Plans may have to change in labor, you may need a c-section, you may have to endure the pain of labor more than you wanted to. Frustrations may arise, but bitterness should never be a part of birth. To me that negates every thing that the experience of birth can bring to you as a mother.

So, yes I do think that definitely these are emotions that should be looked at and dealt with and perhaps be a part of how women are educated on birth.

If you want you can see where I blogged about my own forgiveness trials regarding birth. It's at:

Christina said...

You're absolutely right, Rachel, about the expectations and the disappointment going both ways. And you make a good point about learning and trying to help others through the vulnerable birth process.

I'm also really grateful you know as much as you do about natural childbirth because given my history, I'm pretty likely to give birth on the side of the road somewhere and I really could learn more about getting through the pain of it. And I'm glad to know that you're among the good nurses helping at the hospital.

At my last birth, the nurse assigned to us was rather cold and a bit rude. I was so disappointed and started to blame her for ruining my good experience, but then I said a prayer that I would be able to focus on the beautiful experience rather than on the nurse's coldness. She didn't change; she was still brusque and didn't listen to me (for example, when I told her I knew I was fully dilated and she said, "you can't be, I just checked you ten minutes ago and you were only a 4."), but it didn't bother me.

I realize, however, that a small thing like a crabby nurse is nothing compared to the disappointment of other complications during the birthing process, but it goes along with your "forgiveness" post.

Birth is a Journey: Does it have to be life changing?

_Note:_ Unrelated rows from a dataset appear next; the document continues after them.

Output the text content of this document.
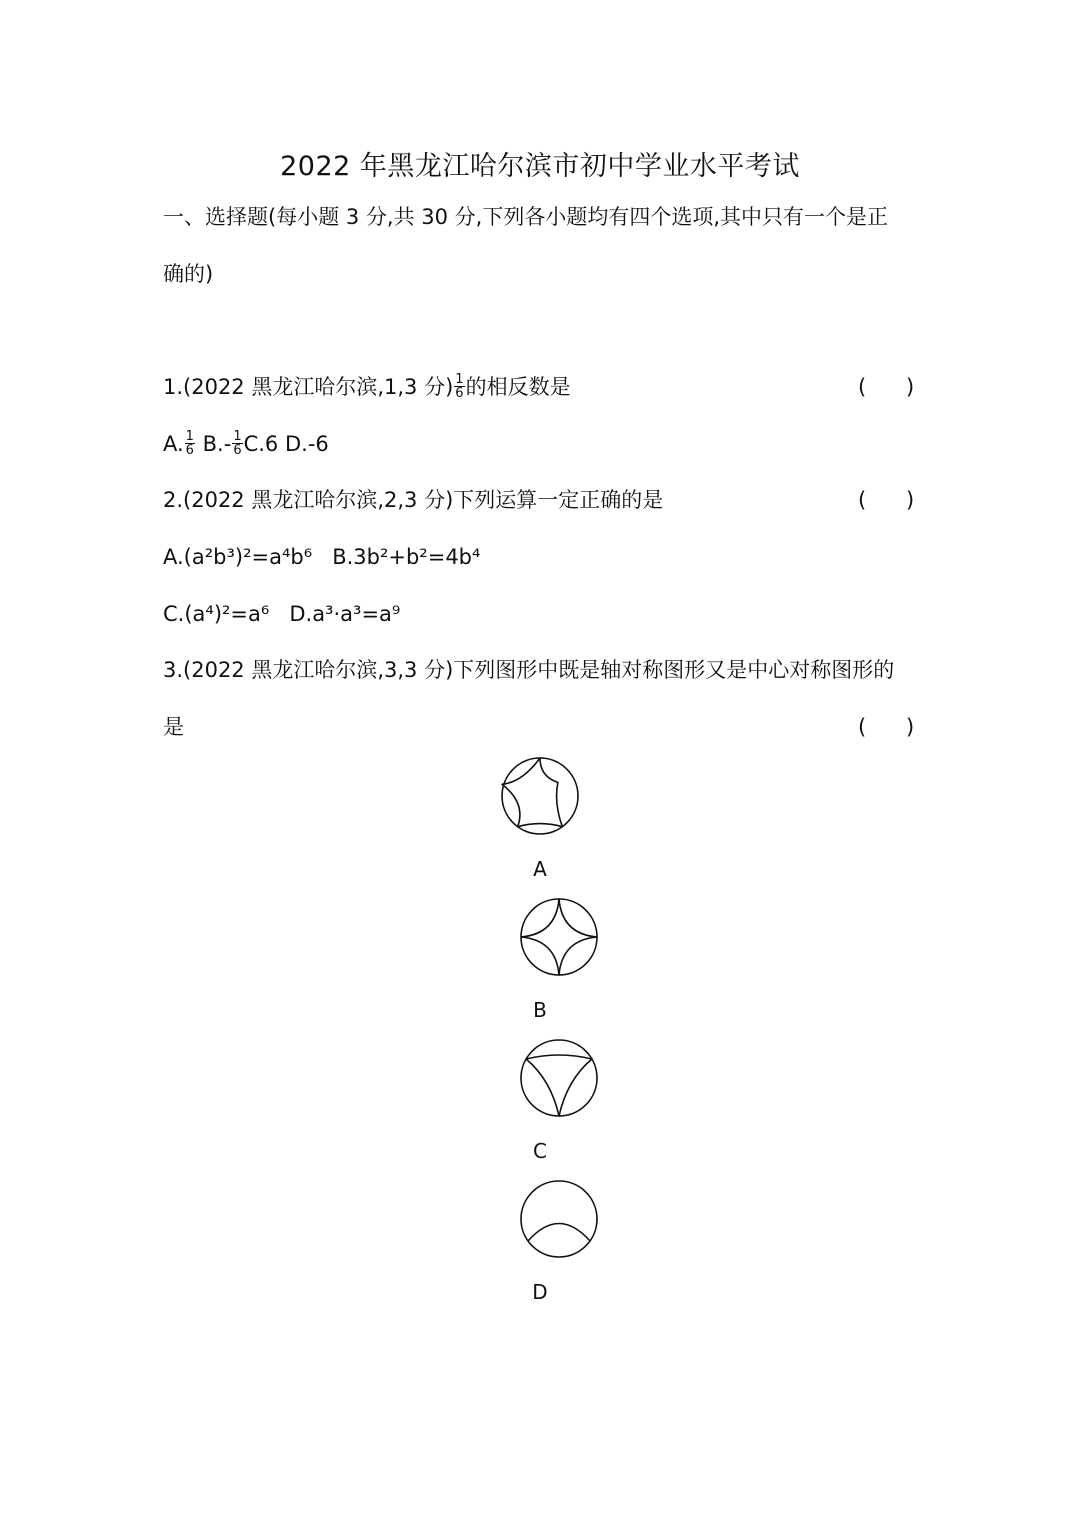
2022 年黑龙江哈尔滨市初中学业水平考试
一、选择题(每小题 3 分,共 30 分,下列各小题均有四个选项,其中只有一个是正
确的)
1.(2022 黑龙江哈尔滨,1,3 分) $\frac{1}{6}$ 的相反数是	( )
A. $\frac{1}{6} B.- \frac{1}{6} C.6$ D.-6
2.(2022 黑龙江哈尔滨,2,3 分)下列运算一定正确的是	( )
A.(a²b³)²=a⁴b⁶ B.3b²+b²=4b⁴
C.(a⁴)²=a⁶ D.a³·a³=a⁹
3.(2022 黑龙江哈尔滨,3,3 分)下列图形中既是轴对称图形又是中心对称图形的
是	( )
A
B
C
D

  • One woman might have to climb on an overfilled boat, risking her life and nearly dying as she escapes over the ocean to come to this land. This experience could certainly be life altering. It may very well color the rest of her life, positively or negatively. (I overcame this amazing struggle and here I am triumphant! OR Holy crap, that was SO hard I don’t know if I can go on! By the way, neither response is “right”. No one would judge the woman with the 2nd response.)
  • One woman may buy an airplane ticket, sit on a comfortable 747 and fly to America with a nice smooth flight and landing. She is happy to be in America. Those welcoming her are glad she is here safe and sound. She may only travel by plane 2-4 times in her life, so it is pretty memorable. But the journey itself probably wouldn’t be life changing; it would simply be a journey.
  • One woman may learn to fly an ultra-light plane to lead a flock of geese into America teaching them to migrate. This experience could certainly be empowering and life altering.